Secondly, it references the mindless monotony of cyclical violence the speaker has endured during their service. If a disease, on a microlevel, can behave similarly to a servicemember, does the body of either party retain any of its autonomy? The author is calling to mind the most basic commonality of us all: our capacity to feel pain.  

As she says so perfectly and so succinctly in conclusion of the above poem, “Despite everything, breath goes out / and is pulled back in.” Skolfield knows that no matter who is serving, their survival still comes down to flesh, blood, and bone. The organization of those parts ceases to matter when one has survived the service and is then met by a new kind of violence–the kind our minds can harbor.

Skolfield’s speakers often lament their gender; they long to be male and strive to behave as men do, like in “The Throwing Gap.” The female speaker is trying to pass a grenade throwing exam so that she may advance to throwing live grenades:

 “We willed

our arms to be boys, our shoulders

brutal and male, we thought of torsos

and hands that had beaten or punched.”

Here, the violence at the heart of combat is seemingly inseparable from what constitutes being a man—and what makes a “good” soldier. Skolfield illustrates the military’s deeply rooted sexism as a trait propelling a violent group ideal, as if this is the (male) identity that all recruits should strive to adopt.

Throughout Battle Dress, Skolfield returns to her identity as a woman and the bond between female soldiers as a foil to the violent, male-dominated environment the speakers find themselves in. Shades of queer romance, especially in “Why I Never Wrote About the Army” and “Nocturne with Tracers” seem to further support why the speakers reject the identities they are force-fed by the Army. Poems like these two are main sources of tenderness and calm amidst the otherwise “I-am-trying-to-make-a-much-needed-point” cacophony that is Battle Dress.

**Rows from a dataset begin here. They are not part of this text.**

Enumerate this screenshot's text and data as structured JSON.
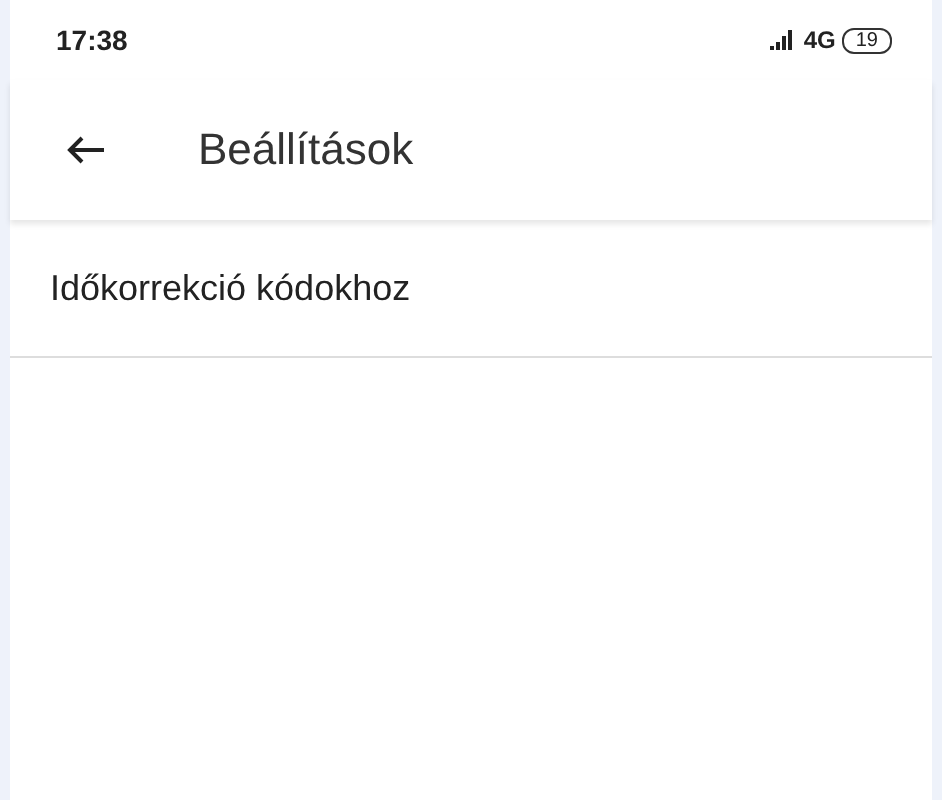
{
  "status_bar": {
    "time": "17:38",
    "network": "4G",
    "battery": "19"
  },
  "app_bar": {
    "title": "Beállítások"
  },
  "settings": [
    {
      "label": "Időkorrekció kódokhoz"
    }
  ]
}
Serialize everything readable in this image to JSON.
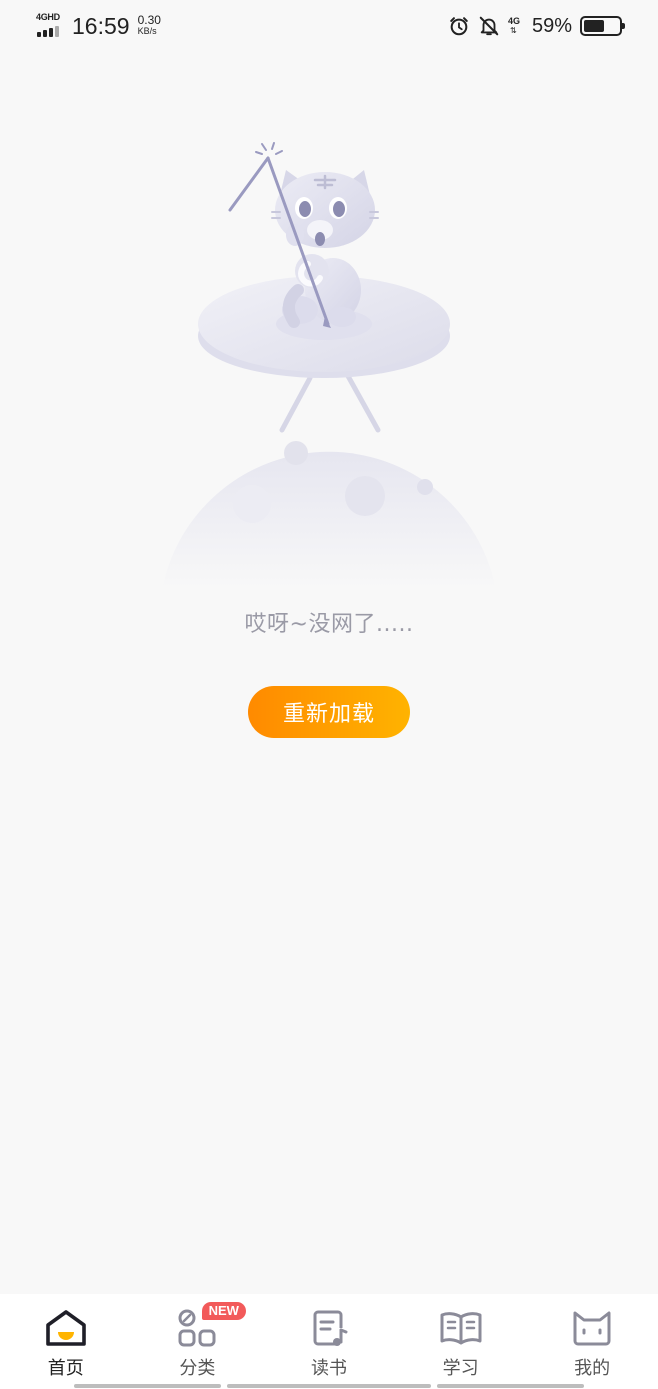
{
  "status_bar": {
    "network_type": "4GHD",
    "time": "16:59",
    "speed_value": "0.30",
    "speed_unit": "KB/s",
    "network_type_2": "4G",
    "battery_percent": "59%",
    "battery_level": 0.59
  },
  "empty_state": {
    "message": "哎呀~没网了.....",
    "reload_label": "重新加载"
  },
  "colors": {
    "accent_start": "#ff8a00",
    "accent_end": "#ffb300",
    "badge": "#f25a5a",
    "illustration": "#c9c9df"
  },
  "bottom_nav": {
    "items": [
      {
        "label": "首页",
        "icon": "home-icon",
        "active": true
      },
      {
        "label": "分类",
        "icon": "category-icon",
        "badge": "NEW"
      },
      {
        "label": "读书",
        "icon": "book-audio-icon"
      },
      {
        "label": "学习",
        "icon": "open-book-icon"
      },
      {
        "label": "我的",
        "icon": "cat-face-icon"
      }
    ]
  }
}
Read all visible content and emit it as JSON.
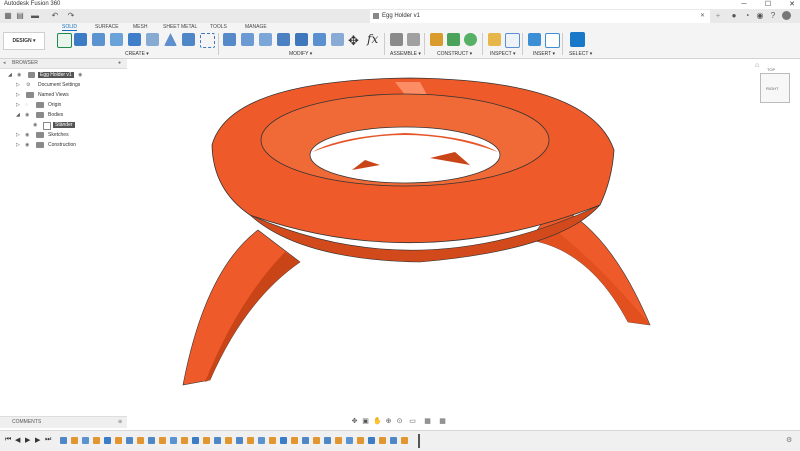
{
  "app": {
    "title": "Autodesk Fusion 360"
  },
  "document": {
    "title": "Egg Holder v1"
  },
  "window_controls": {
    "minimize": "─",
    "maximize": "☐",
    "close": "✕"
  },
  "workspace_tabs": [
    "SOLID",
    "SURFACE",
    "MESH",
    "SHEET METAL",
    "TOOLS",
    "MANAGE"
  ],
  "workspace_switcher": "DESIGN ▾",
  "tool_groups": {
    "create": "CREATE ▾",
    "modify": "MODIFY ▾",
    "assemble": "ASSEMBLE ▾",
    "construct": "CONSTRUCT ▾",
    "inspect": "INSPECT ▾",
    "insert": "INSERT ▾",
    "select": "SELECT ▾"
  },
  "browser": {
    "header": "BROWSER",
    "items": [
      {
        "label": "Egg Holder v1"
      },
      {
        "label": "Document Settings"
      },
      {
        "label": "Named Views"
      },
      {
        "label": "Origin"
      },
      {
        "label": "Bodies"
      },
      {
        "label": "Ständer"
      },
      {
        "label": "Sketches"
      },
      {
        "label": "Construction"
      }
    ]
  },
  "comments": {
    "header": "COMMENTS"
  },
  "viewcube": {
    "face": "RIGHT",
    "top": "TOP"
  },
  "colors": {
    "model": "#ee5a2a",
    "accent": "#1070c0"
  }
}
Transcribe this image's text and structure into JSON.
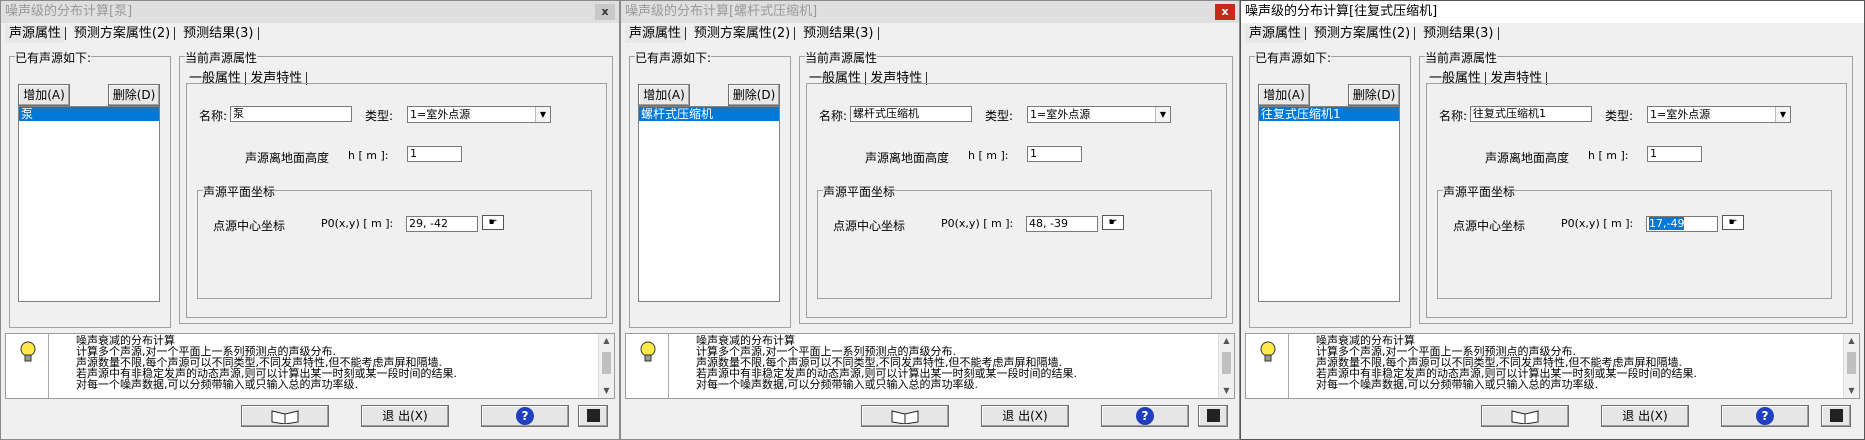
{
  "windows": [
    {
      "title": "噪声级的分布计算[泵]",
      "state": "inactive",
      "tabs": [
        "声源属性",
        "预测方案属性(2)",
        "预测结果(3)"
      ],
      "sources_group": "已有声源如下:",
      "add_button": "增加(A)",
      "delete_button": "删除(D)",
      "sources": [
        "泵"
      ],
      "current_group": "当前声源属性",
      "subtabs": [
        "一般属性",
        "发声特性"
      ],
      "name_label": "名称:",
      "name_value": "泵",
      "type_label": "类型:",
      "type_value": "1=室外点源",
      "height_label": "声源离地面高度",
      "height_unit": "h [ m ]:",
      "height_value": "1",
      "coord_group": "声源平面坐标",
      "coord_label": "点源中心坐标",
      "coord_unit": "P0(x,y) [ m ]:",
      "coord_value": "29, -42",
      "exit_button": "退 出(X)",
      "close_icon": "x"
    },
    {
      "title": "噪声级的分布计算[螺杆式压缩机]",
      "state": "inactive",
      "tabs": [
        "声源属性",
        "预测方案属性(2)",
        "预测结果(3)"
      ],
      "sources_group": "已有声源如下:",
      "add_button": "增加(A)",
      "delete_button": "删除(D)",
      "sources": [
        "螺杆式压缩机"
      ],
      "current_group": "当前声源属性",
      "subtabs": [
        "一般属性",
        "发声特性"
      ],
      "name_label": "名称:",
      "name_value": "螺杆式压缩机",
      "type_label": "类型:",
      "type_value": "1=室外点源",
      "height_label": "声源离地面高度",
      "height_unit": "h [ m ]:",
      "height_value": "1",
      "coord_group": "声源平面坐标",
      "coord_label": "点源中心坐标",
      "coord_unit": "P0(x,y) [ m ]:",
      "coord_value": "48, -39",
      "exit_button": "退 出(X)",
      "close_icon": "x"
    },
    {
      "title": "噪声级的分布计算[往复式压缩机]",
      "state": "active",
      "tabs": [
        "声源属性",
        "预测方案属性(2)",
        "预测结果(3)"
      ],
      "sources_group": "已有声源如下:",
      "add_button": "增加(A)",
      "delete_button": "删除(D)",
      "sources": [
        "往复式压缩机1"
      ],
      "current_group": "当前声源属性",
      "subtabs": [
        "一般属性",
        "发声特性"
      ],
      "name_label": "名称:",
      "name_value": "往复式压缩机1",
      "type_label": "类型:",
      "type_value": "1=室外点源",
      "height_label": "声源离地面高度",
      "height_unit": "h [ m ]:",
      "height_value": "1",
      "coord_group": "声源平面坐标",
      "coord_label": "点源中心坐标",
      "coord_unit": "P0(x,y) [ m ]:",
      "coord_value": "17,-49",
      "exit_button": "退 出(X)",
      "close_icon": "x"
    }
  ],
  "info_lines": [
    "噪声衰减的分布计算",
    "计算多个声源,对一个平面上一系列预测点的声级分布.",
    "声源数量不限,每个声源可以不同类型,不同发声特性,但不能考虑声屏和隔墙.",
    "若声源中有非稳定发声的动态声源,则可以计算出某一时刻或某一段时间的结果.",
    "对每一个噪声数据,可以分频带输入或只输入总的声功率级."
  ],
  "icons": [
    "lightbulb-icon",
    "book-icon",
    "help-icon",
    "save-icon",
    "pointer-hand-icon"
  ],
  "colors": {
    "selection": "#0078d7",
    "active_close": "#c42b1c"
  }
}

“Nocturne with Tracers” features a female speaker who is whispering with her ‘battle buddy’ “in a voice so soft / it was barely Army.” The author uses the constant enjambment in this poem to hint at not only how you can find some quiet in war, but that what—or more accurately, who—makes up those quieter, beautiful moments for the speakers is usually another woman or the warmth of female energy in some capacity.

The most surprising and appealing aspect of Karen Skolfield’s Battle Dress is the pacing. Skolfield knows exactly when and how far to push the heaviest subjects while weaving in beautiful moments where the reader can exhale. If Battle Dress is any indication of what’s to come next from Skolfield, readers should expect yet another masterfully rhythmic, morally gut-punching, timeless book of poetry.